Outro investigado é o tenente-coronel dos Bombeiros Sebastião Otávio do Nascimento. Ele também afirmou ao *Fantástico* que não tinha conhecimento de que o exame utilizado em seu processo era falso. A coleta de cabelo, utilizada para a realização do suposto teste, foi feita no escritório da advogada Ana Laura e, de acordo com as investigações, nunca saiu de lá. Sebastião sustenta que trabalhou no depósito de dejetos radioativos e que tem direito à isenção fiscal por ter sido exposto ao material durante suas atividades.
O ex-comandante-geral da Polícia Militar do Tocantins, Marielton Francisco dos Santos, também está entre os investigados. Marielton afirmou que sofre de uma deficiência hormonal e que realiza tratamento há mais de uma década, mas disse que não sabia que os documentos apresentados em seu processo eram falsificados. Ele afirmou que devolveu duas parcelas do benefício que recebeu e negou ter agido de má-fé.

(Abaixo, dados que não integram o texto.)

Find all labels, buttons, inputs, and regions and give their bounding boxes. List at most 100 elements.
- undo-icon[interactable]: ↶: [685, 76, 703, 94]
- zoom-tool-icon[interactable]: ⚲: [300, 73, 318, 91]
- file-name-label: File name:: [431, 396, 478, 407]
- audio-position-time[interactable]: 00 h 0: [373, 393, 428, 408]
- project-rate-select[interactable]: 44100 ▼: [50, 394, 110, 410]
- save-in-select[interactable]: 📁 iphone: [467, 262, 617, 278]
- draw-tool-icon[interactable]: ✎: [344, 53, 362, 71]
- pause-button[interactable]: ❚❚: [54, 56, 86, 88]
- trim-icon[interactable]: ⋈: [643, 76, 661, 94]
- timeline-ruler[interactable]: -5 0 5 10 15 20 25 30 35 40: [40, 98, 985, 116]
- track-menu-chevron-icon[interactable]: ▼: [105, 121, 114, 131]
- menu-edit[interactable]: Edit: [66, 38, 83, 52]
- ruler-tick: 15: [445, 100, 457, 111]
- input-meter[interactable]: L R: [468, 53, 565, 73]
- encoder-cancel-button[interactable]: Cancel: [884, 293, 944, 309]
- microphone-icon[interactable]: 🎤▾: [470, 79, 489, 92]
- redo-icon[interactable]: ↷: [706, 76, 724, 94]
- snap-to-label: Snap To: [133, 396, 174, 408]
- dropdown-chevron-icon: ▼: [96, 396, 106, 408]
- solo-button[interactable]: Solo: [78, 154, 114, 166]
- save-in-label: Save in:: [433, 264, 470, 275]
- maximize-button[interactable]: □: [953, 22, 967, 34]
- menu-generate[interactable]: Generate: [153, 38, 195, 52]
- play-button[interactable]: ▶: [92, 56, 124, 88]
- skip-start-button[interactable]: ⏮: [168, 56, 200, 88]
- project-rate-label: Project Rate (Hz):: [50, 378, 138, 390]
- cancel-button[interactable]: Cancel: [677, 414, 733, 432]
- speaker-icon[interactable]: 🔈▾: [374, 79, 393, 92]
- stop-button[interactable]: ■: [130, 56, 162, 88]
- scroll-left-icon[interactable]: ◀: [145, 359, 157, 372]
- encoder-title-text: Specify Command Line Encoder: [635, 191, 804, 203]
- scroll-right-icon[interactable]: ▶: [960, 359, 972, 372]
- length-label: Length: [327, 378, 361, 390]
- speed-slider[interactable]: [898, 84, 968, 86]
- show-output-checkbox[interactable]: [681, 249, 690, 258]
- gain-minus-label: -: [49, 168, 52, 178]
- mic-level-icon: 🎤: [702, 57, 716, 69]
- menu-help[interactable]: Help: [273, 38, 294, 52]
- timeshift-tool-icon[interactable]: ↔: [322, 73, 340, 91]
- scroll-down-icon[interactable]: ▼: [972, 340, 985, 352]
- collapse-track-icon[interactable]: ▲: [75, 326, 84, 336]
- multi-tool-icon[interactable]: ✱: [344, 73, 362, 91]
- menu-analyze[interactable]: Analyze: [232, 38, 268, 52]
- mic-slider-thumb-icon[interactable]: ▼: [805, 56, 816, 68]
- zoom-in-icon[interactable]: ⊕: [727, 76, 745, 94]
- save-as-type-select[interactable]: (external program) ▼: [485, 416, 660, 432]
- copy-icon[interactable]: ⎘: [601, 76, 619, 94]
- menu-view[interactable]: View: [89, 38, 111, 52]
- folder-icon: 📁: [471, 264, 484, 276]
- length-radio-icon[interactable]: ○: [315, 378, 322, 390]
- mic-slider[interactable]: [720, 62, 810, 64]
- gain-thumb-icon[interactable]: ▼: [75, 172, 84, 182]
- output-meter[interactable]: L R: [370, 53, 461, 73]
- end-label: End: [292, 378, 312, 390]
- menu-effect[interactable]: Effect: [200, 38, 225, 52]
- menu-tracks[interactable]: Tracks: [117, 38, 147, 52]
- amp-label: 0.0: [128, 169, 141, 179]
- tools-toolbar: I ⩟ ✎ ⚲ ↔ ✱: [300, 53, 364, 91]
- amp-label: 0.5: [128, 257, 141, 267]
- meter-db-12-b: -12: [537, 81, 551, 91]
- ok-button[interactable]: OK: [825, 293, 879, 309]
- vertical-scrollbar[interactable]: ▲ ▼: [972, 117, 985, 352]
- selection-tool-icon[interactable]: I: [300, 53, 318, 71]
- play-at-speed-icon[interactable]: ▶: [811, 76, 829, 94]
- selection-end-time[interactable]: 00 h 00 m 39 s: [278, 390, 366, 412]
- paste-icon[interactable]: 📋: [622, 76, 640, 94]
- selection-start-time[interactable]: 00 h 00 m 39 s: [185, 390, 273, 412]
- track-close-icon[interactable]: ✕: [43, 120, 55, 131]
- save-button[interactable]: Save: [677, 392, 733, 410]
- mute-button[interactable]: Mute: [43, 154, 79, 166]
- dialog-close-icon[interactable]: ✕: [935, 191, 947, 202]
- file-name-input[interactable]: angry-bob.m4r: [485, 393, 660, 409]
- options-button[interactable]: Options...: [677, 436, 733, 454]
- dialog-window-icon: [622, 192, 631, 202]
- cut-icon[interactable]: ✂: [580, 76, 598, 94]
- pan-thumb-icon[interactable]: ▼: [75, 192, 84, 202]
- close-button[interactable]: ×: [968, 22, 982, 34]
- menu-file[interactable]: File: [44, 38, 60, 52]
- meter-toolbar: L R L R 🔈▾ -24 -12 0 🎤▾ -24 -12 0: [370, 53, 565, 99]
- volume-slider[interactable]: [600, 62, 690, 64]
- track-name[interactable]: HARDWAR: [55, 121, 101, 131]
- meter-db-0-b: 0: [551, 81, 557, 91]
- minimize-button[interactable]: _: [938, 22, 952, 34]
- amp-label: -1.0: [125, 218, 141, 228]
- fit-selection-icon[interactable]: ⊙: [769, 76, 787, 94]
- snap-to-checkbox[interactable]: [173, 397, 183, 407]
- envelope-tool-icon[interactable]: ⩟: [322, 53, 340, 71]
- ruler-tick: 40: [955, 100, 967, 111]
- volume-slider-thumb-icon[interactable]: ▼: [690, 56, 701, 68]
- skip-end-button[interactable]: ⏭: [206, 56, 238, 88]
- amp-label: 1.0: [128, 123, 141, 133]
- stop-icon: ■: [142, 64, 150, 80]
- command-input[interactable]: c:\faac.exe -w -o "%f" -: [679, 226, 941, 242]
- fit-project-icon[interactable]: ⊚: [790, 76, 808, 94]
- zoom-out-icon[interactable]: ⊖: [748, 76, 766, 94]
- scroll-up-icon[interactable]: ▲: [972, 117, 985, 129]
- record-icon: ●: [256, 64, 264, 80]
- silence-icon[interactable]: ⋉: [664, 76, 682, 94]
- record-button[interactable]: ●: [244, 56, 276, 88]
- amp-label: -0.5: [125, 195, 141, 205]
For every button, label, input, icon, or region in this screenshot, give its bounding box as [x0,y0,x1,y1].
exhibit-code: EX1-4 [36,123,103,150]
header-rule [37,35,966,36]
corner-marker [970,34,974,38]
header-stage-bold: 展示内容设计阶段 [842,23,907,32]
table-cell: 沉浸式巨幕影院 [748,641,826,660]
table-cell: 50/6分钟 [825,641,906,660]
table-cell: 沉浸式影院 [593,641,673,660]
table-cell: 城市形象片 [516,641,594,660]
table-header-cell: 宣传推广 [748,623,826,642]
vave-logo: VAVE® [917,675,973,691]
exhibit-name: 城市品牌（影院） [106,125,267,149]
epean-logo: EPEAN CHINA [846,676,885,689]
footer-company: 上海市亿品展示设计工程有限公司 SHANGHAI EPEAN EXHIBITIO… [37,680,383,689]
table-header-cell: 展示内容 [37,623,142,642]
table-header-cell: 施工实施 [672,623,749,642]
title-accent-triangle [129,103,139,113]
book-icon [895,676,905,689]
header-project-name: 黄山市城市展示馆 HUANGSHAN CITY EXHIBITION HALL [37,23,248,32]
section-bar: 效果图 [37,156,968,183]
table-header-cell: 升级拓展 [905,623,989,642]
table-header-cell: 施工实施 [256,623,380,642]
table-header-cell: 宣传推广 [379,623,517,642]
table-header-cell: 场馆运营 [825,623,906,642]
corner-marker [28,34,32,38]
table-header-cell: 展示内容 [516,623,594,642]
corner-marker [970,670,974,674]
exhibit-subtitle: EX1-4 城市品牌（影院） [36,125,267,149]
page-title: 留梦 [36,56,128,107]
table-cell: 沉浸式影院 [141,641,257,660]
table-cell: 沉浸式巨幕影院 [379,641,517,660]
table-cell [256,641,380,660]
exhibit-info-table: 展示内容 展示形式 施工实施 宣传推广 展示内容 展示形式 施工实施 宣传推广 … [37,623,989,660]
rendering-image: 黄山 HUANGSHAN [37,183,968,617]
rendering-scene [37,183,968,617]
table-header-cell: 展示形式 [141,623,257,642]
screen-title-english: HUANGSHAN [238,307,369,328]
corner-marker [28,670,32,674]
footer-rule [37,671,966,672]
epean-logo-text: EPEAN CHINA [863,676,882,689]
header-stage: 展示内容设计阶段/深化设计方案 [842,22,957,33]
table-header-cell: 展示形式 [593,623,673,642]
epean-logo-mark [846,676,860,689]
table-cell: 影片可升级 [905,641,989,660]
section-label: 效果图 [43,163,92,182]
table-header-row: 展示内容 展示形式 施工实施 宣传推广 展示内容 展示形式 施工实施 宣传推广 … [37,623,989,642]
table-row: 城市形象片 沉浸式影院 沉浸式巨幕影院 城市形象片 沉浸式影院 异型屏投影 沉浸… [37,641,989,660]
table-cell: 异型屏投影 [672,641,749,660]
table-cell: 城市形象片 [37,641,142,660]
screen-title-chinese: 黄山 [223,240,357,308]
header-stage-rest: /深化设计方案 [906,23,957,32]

Golpe do Césio: A operação e a reação das autoridades
A operação que desmantelou o esquema de fraudes foi deflagrada no dia 30 de setembro pela Polícia Civil de Goiás. Durante a ação, foram cumpridos mandados de prisão e busca e apreensão em Goiânia e Anápolis. A investigação apontou que as advogadas envolvidas no esquema cobravam 30% dos valores retroativos de seus clientes, além de uma porcentagem das isenções fiscais obtidas. Um dos ex-policiais militares investigados, o coronel Urionir Sarmento, chegou a ser convidado para participar do esquema, mas recusou a oferta. Em áudio enviado a um grupo de mensagens, ele afirmou que não aceitaria receber um benefício que não havia merecido.
O estado de Goiás agora exige a devolução dos valores pagos indevidamente aos beneficiários da fraude, e o rombo aos cofres públicos pode superar R$ 20 milhões. O delegado Leonardo Dias Pires destacou que a documentação apresentada nos processos era falsificada e que muitos dos exames médicos utilizados nas ações judiciais nunca foram realizados.
A clínica goiana que supostamente teria emitido os laudos médicos também se manifestou, afirmando que a assinatura e o logotipo presentes nos documentos são falsos. Em pelo menos 18 processos, a clínica foi citada como responsável pelos exames, que agora são considerados forjados.
O caso ainda está sendo investigado pela Polícia Civil, e a Justiça avalia as medidas necessárias para punir os envolvidos e recuperar os recursos desviados.